When your parents are on a call and they ask for a pen, man, that pressure is real.

Neighbors are fighting. Can I knock on the wall and ask them to speak up so I know whose side I’m on?

I’m so high at Home Depot right now, and I have to ask where the hose at. And I know I’mma laugh when I do.

Fellas, if your lady is mad, ask her if it’s because she’s put on some weight. That’ll calm her down.

I don’t know the difference between “gray” & “grey” and I’m too scared to even ask.

Ask your doctor if it’s right for you to eat oranges and pretend they’re planets and you’re a Greek god.

I eat my first meal of the day in the afternoon, bro. Don’t ask me for advice.

People always ask me “Do you believe in God?” and I say of course it’s important to have self-belief.

I think if you ask Kanye for a million at the right time, he’ll give it to you.

You have one week to ask me to be your Valentine. Requests must be in the form of poetic verse written in your blood.

Why do people think it’s ok to ask why a person is single? I don’t ask why you’re unhappily married.

Mocktails are awesome because they ask the question ‘how much could juice cost?’

Hate when people ask “why is it called Silence of the Lambs?” Like, did you hear any lambs during the movie? Use your head!

Don’t blame a clown for acting like a clown. Ask yourself why you keep going to the circus.
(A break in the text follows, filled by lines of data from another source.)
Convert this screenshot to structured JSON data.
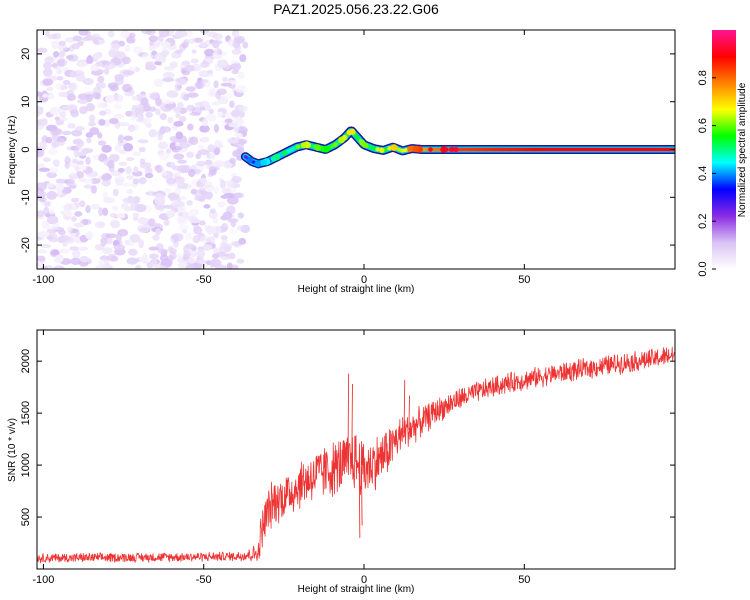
{
  "figure": {
    "title": "PAZ1.2025.056.23.22.G06"
  },
  "chart_data": [
    {
      "type": "heatmap",
      "xlabel": "Height of straight line (km)",
      "ylabel": "Frequency (Hz)",
      "xlim": [
        -102,
        97
      ],
      "ylim": [
        -25,
        25
      ],
      "x_ticks": [
        -100,
        -50,
        0,
        50
      ],
      "x_tick_labels": [
        "-100",
        "-50",
        "0",
        "50"
      ],
      "y_ticks": [
        -20,
        -10,
        0,
        10,
        20
      ],
      "y_tick_labels": [
        "-20",
        "-10",
        "0",
        "10",
        "20"
      ],
      "colorbar": {
        "label": "Normalized spectral amplitude",
        "range": [
          0,
          1
        ],
        "ticks": [
          0.0,
          0.2,
          0.4,
          0.6,
          0.8
        ],
        "tick_labels": [
          "0.0",
          "0.2",
          "0.4",
          "0.6",
          "0.8"
        ],
        "colormap": [
          "#ffffff",
          "#d9c2f5",
          "#8a2be2",
          "#0000ff",
          "#00ffff",
          "#00ff00",
          "#ffff00",
          "#ff8000",
          "#ff0000",
          "#ff1493"
        ]
      },
      "noise_region": {
        "x_range": [
          -102,
          -37
        ],
        "y_range": [
          -25,
          25
        ],
        "amplitude_range": [
          0.02,
          0.12
        ]
      },
      "ridge": {
        "x": [
          -37,
          -35,
          -33,
          -30,
          -27,
          -24,
          -21,
          -18,
          -15,
          -12,
          -9,
          -6,
          -4,
          -2,
          0,
          3,
          6,
          9,
          12,
          15,
          18,
          21,
          24,
          27,
          30,
          40,
          50,
          60,
          70,
          80,
          90,
          97
        ],
        "frequency": [
          -1.5,
          -2.5,
          -3,
          -2.5,
          -1.5,
          -0.5,
          0.5,
          1,
          0.5,
          0,
          1,
          2.5,
          4,
          2.5,
          1,
          0.2,
          -0.2,
          0.5,
          -0.3,
          0.2,
          0,
          0,
          0,
          0,
          0,
          0,
          0,
          0,
          0,
          0,
          0,
          0
        ],
        "amplitude": [
          0.25,
          0.3,
          0.3,
          0.35,
          0.4,
          0.45,
          0.5,
          0.55,
          0.5,
          0.45,
          0.5,
          0.55,
          0.6,
          0.55,
          0.5,
          0.55,
          0.55,
          0.6,
          0.65,
          0.7,
          0.75,
          0.78,
          0.8,
          0.82,
          0.84,
          0.86,
          0.88,
          0.9,
          0.9,
          0.9,
          0.9,
          0.9
        ]
      }
    },
    {
      "type": "line",
      "xlabel": "Height of straight line (km)",
      "ylabel": "SNR (10 * v/v)",
      "xlim": [
        -102,
        97
      ],
      "ylim": [
        0,
        2300
      ],
      "x_ticks": [
        -100,
        -50,
        0,
        50
      ],
      "x_tick_labels": [
        "-100",
        "-50",
        "0",
        "50"
      ],
      "y_ticks": [
        500,
        1000,
        1500,
        2000
      ],
      "y_tick_labels": [
        "500",
        "1000",
        "1500",
        "2000"
      ],
      "series": [
        {
          "color": "#ee3333",
          "x": [
            -102,
            -90,
            -80,
            -70,
            -60,
            -50,
            -40,
            -33,
            -32,
            -30,
            -28,
            -25,
            -22,
            -20,
            -18,
            -15,
            -12,
            -10,
            -8,
            -6,
            -4,
            -3,
            -2,
            0,
            2,
            5,
            8,
            10,
            12,
            15,
            18,
            20,
            22,
            25,
            30,
            35,
            40,
            45,
            50,
            60,
            70,
            80,
            90,
            97
          ],
          "y": [
            105,
            108,
            110,
            112,
            115,
            118,
            122,
            150,
            350,
            560,
            650,
            700,
            760,
            810,
            860,
            900,
            940,
            960,
            990,
            1010,
            1040,
            1060,
            1020,
            960,
            1000,
            1060,
            1160,
            1240,
            1300,
            1360,
            1420,
            1460,
            1510,
            1560,
            1640,
            1700,
            1750,
            1790,
            1820,
            1880,
            1930,
            1980,
            2020,
            2060
          ],
          "noise": [
            50,
            50,
            50,
            50,
            50,
            50,
            50,
            100,
            260,
            250,
            250,
            250,
            260,
            260,
            270,
            280,
            290,
            300,
            310,
            310,
            330,
            340,
            350,
            320,
            300,
            280,
            250,
            220,
            200,
            180,
            160,
            150,
            140,
            130,
            120,
            110,
            110,
            110,
            110,
            110,
            110,
            110,
            110,
            110
          ]
        }
      ],
      "spikes": [
        {
          "x": -5,
          "y": 1880
        },
        {
          "x": -3.8,
          "y": 1780
        },
        {
          "x": -1.5,
          "y": 300
        },
        {
          "x": -0.8,
          "y": 420
        },
        {
          "x": 12.5,
          "y": 1820
        },
        {
          "x": 14,
          "y": 1670
        }
      ]
    }
  ]
}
What doesn’t kill you will text you in 5 months to ask “What are you doing?”

I will play my favorite song until the artist comes out of my phone to ask for water.

Adult life sucks. Friends don’t even ask to see how fast you can run in your new shoes anymore.

You gotta ask people nowadays, are you single single, mad at your partner single, blocked single or single just in your head.

Christmas bonus so small you have to call your bank and ask “is it in yet?”

Did you ever stop to ask how Mercury feels about being in retrograde? No, because you only think about yourself.

If you’re alone on Thanksgiving, venmo me $25 and I’ll call and ask you when are you gonna get a “real” job and give me grandchildren.

When they ask “how was your weekend?” answer “better than yours” and maintain eye contact.

People ask you, “are you crazy”, and then get scared when you answer, “yes”.

If you tell me to make myself at home, I’m going to ask you to leave.

Telling my boss I wasn’t drunk really backfired. I probably should have waited until he asked.